For course information and availability check their website, call them at 304-620- 4921 or e-mail

Getting To Know The Team

Gary Melton is a former U.S. Army Special Forces Weapons Sergeant and Sniper Team Leader with 4 combat tours. He has worked full time for the last 4 years as a Senior Special Tactics Instructor for a federal agency and is the CEO and Lead Instructor for Paramount Tactical Solutions.

Summer Melton is a dedicated and loyal wife and business partner that had the toughest job in the military as an Army Wife. She graduated from the University of Georgia, School of Business with B.B.A. in Risk Management and Insurance. She is the CFO of, and the real brains behind Paramount Tactical Solutions.

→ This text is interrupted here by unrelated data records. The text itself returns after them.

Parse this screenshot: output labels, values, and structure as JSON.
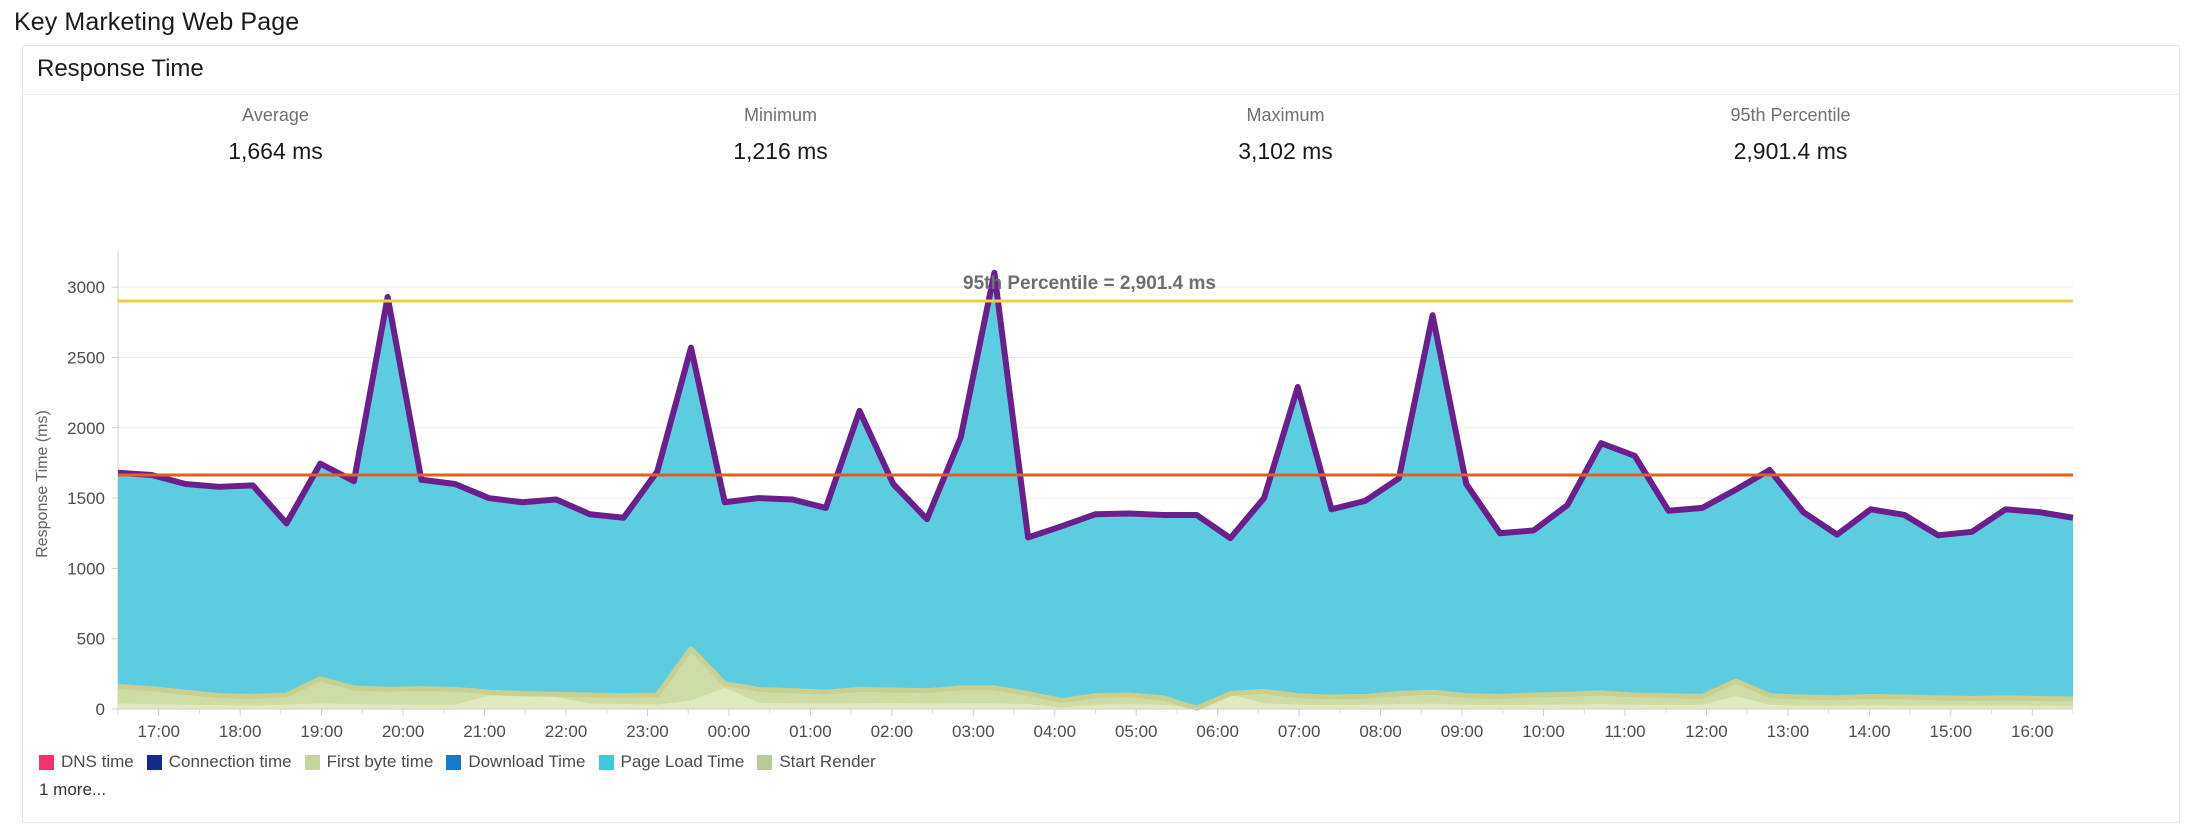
{
  "page": {
    "title": "Key Marketing Web Page"
  },
  "card": {
    "title": "Response Time"
  },
  "stats": [
    {
      "label": "Average",
      "value": "1,664 ms"
    },
    {
      "label": "Minimum",
      "value": "1,216 ms"
    },
    {
      "label": "Maximum",
      "value": "3,102 ms"
    },
    {
      "label": "95th Percentile",
      "value": "2,901.4 ms"
    }
  ],
  "legend": {
    "items": [
      {
        "label": "DNS time",
        "color": "#f6316b"
      },
      {
        "label": "Connection time",
        "color": "#122a8c"
      },
      {
        "label": "First byte time",
        "color": "#c3d69b"
      },
      {
        "label": "Download Time",
        "color": "#1479d1"
      },
      {
        "label": "Page Load Time",
        "color": "#3fc8de"
      },
      {
        "label": "Start Render",
        "color": "#b9cb9b"
      }
    ],
    "more_label": "1 more..."
  },
  "colors": {
    "page_load_fill": "#5ccce0",
    "page_load_stroke": "#6b1f8c",
    "first_byte_fill": "#dfeabf",
    "start_render_stroke": "#c9cf8e",
    "percentile_line": "#f0d03c",
    "average_line": "#e2601b",
    "grid": "#ebebeb",
    "axis": "#cfcfcf"
  },
  "chart_data": {
    "type": "area",
    "title": "Response Time",
    "xlabel": "",
    "ylabel": "Response Time (ms)",
    "ylim": [
      0,
      3200
    ],
    "grid": true,
    "legend_position": "bottom",
    "annotations": [
      {
        "text": "95th Percentile = 2,901.4 ms",
        "x": "03:20",
        "y": 2901.4
      }
    ],
    "reference_lines": [
      {
        "name": "95th Percentile",
        "value": 2901.4,
        "color": "#f0d03c"
      },
      {
        "name": "Average",
        "value": 1664,
        "color": "#e2601b"
      }
    ],
    "categories": [
      "16:40",
      "17:00",
      "17:20",
      "17:40",
      "18:00",
      "18:20",
      "18:40",
      "19:00",
      "19:20",
      "19:40",
      "20:00",
      "20:20",
      "20:40",
      "21:00",
      "21:20",
      "21:40",
      "22:00",
      "22:20",
      "22:40",
      "23:00",
      "23:20",
      "23:40",
      "00:00",
      "00:20",
      "00:40",
      "01:00",
      "01:20",
      "01:40",
      "02:00",
      "02:20",
      "02:40",
      "03:00",
      "03:20",
      "03:40",
      "04:00",
      "04:20",
      "04:40",
      "05:00",
      "05:20",
      "05:40",
      "06:00",
      "06:20",
      "06:40",
      "07:00",
      "07:20",
      "07:40",
      "08:00",
      "08:20",
      "08:40",
      "09:00",
      "09:20",
      "09:40",
      "10:00",
      "10:20",
      "10:40",
      "11:00",
      "11:20",
      "11:40",
      "12:00",
      "12:20",
      "12:40",
      "13:00",
      "13:20",
      "13:40",
      "14:00",
      "14:20",
      "14:40",
      "15:00",
      "15:20",
      "15:40",
      "16:00"
    ],
    "xtick_labels": [
      "17:00",
      "18:00",
      "19:00",
      "20:00",
      "21:00",
      "22:00",
      "23:00",
      "00:00",
      "01:00",
      "02:00",
      "03:00",
      "04:00",
      "05:00",
      "06:00",
      "07:00",
      "08:00",
      "09:00",
      "10:00",
      "11:00",
      "12:00",
      "13:00",
      "14:00",
      "15:00",
      "16:00"
    ],
    "ytick_labels": [
      "0",
      "500",
      "1000",
      "1500",
      "2000",
      "2500",
      "3000"
    ],
    "series": [
      {
        "name": "Page Load Time",
        "color": "#5ccce0",
        "values": [
          1680,
          1664,
          1600,
          1580,
          1590,
          1320,
          1745,
          1620,
          2930,
          1630,
          1600,
          1500,
          1470,
          1490,
          1385,
          1360,
          1690,
          2570,
          1470,
          1500,
          1490,
          1430,
          2120,
          1600,
          1350,
          1930,
          3102,
          1220,
          1300,
          1385,
          1390,
          1380,
          1380,
          1215,
          1500,
          2290,
          1420,
          1480,
          1640,
          2800,
          1600,
          1250,
          1270,
          1450,
          1890,
          1800,
          1410,
          1430,
          1560,
          1700,
          1400,
          1240,
          1420,
          1380,
          1235,
          1260,
          1420,
          1400,
          1360
        ]
      },
      {
        "name": "Start Render",
        "color": "#c9cf8e",
        "values": [
          160,
          145,
          120,
          95,
          90,
          100,
          215,
          150,
          140,
          145,
          140,
          120,
          110,
          105,
          100,
          95,
          100,
          430,
          180,
          140,
          130,
          120,
          140,
          135,
          130,
          150,
          150,
          110,
          60,
          95,
          100,
          80,
          5,
          110,
          125,
          95,
          85,
          90,
          110,
          120,
          95,
          90,
          100,
          105,
          115,
          100,
          95,
          90,
          200,
          95,
          85,
          80,
          90,
          85,
          80,
          75,
          80,
          75,
          70
        ]
      },
      {
        "name": "First byte time",
        "color": "#dfeabf",
        "values": [
          40,
          35,
          30,
          28,
          25,
          30,
          40,
          35,
          32,
          30,
          30,
          95,
          90,
          85,
          40,
          35,
          32,
          60,
          150,
          45,
          40,
          38,
          40,
          42,
          38,
          40,
          40,
          35,
          10,
          30,
          35,
          30,
          3,
          105,
          40,
          30,
          28,
          30,
          35,
          38,
          30,
          28,
          30,
          32,
          35,
          30,
          28,
          30,
          90,
          30,
          25,
          25,
          28,
          25,
          24,
          22,
          25,
          22,
          20
        ]
      }
    ]
  }
}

Jason Bautista is a former U.S. Army Special Forces Weapons Sergeant and combat veteran. He has spent the last 7 years working as a firearms instructor and is currently a Special Tactics Instructor for a federal agency and the COO of Paramount Tactical Solutions

Derek DeVeau is a combat veteran and former U.S. Army Military Police Officer assigned to the SRT (SWAT) Detachment with 4 combat tours. He has spent the last 5 years as a Special Tactics Instructor for a federal agency and is a Senior Instructor for Paramount Tactical Solutions.

Jessica Anson is a combat veteran and former Marine Corps Martial Arts and Marksmanship Instructor; she also served as Marine Security Guard at several different overseas posts. She has worked full time for the last 6 years a Special Tactics Instructor for a federal agency and is a Senior Instructor for Paramount Tactical Solutions.

T.S. is a U.S. Army Special Forces Medical Sergeant and Sergeant Major. He has multiple combat deployments and is still serving his country in a U.S. Army National Guard Special Forces unit. He is also a Special Tactics and Medical Instructor at a federal agency and the Lead Medical Instructor at Paramount Tactical Solutions.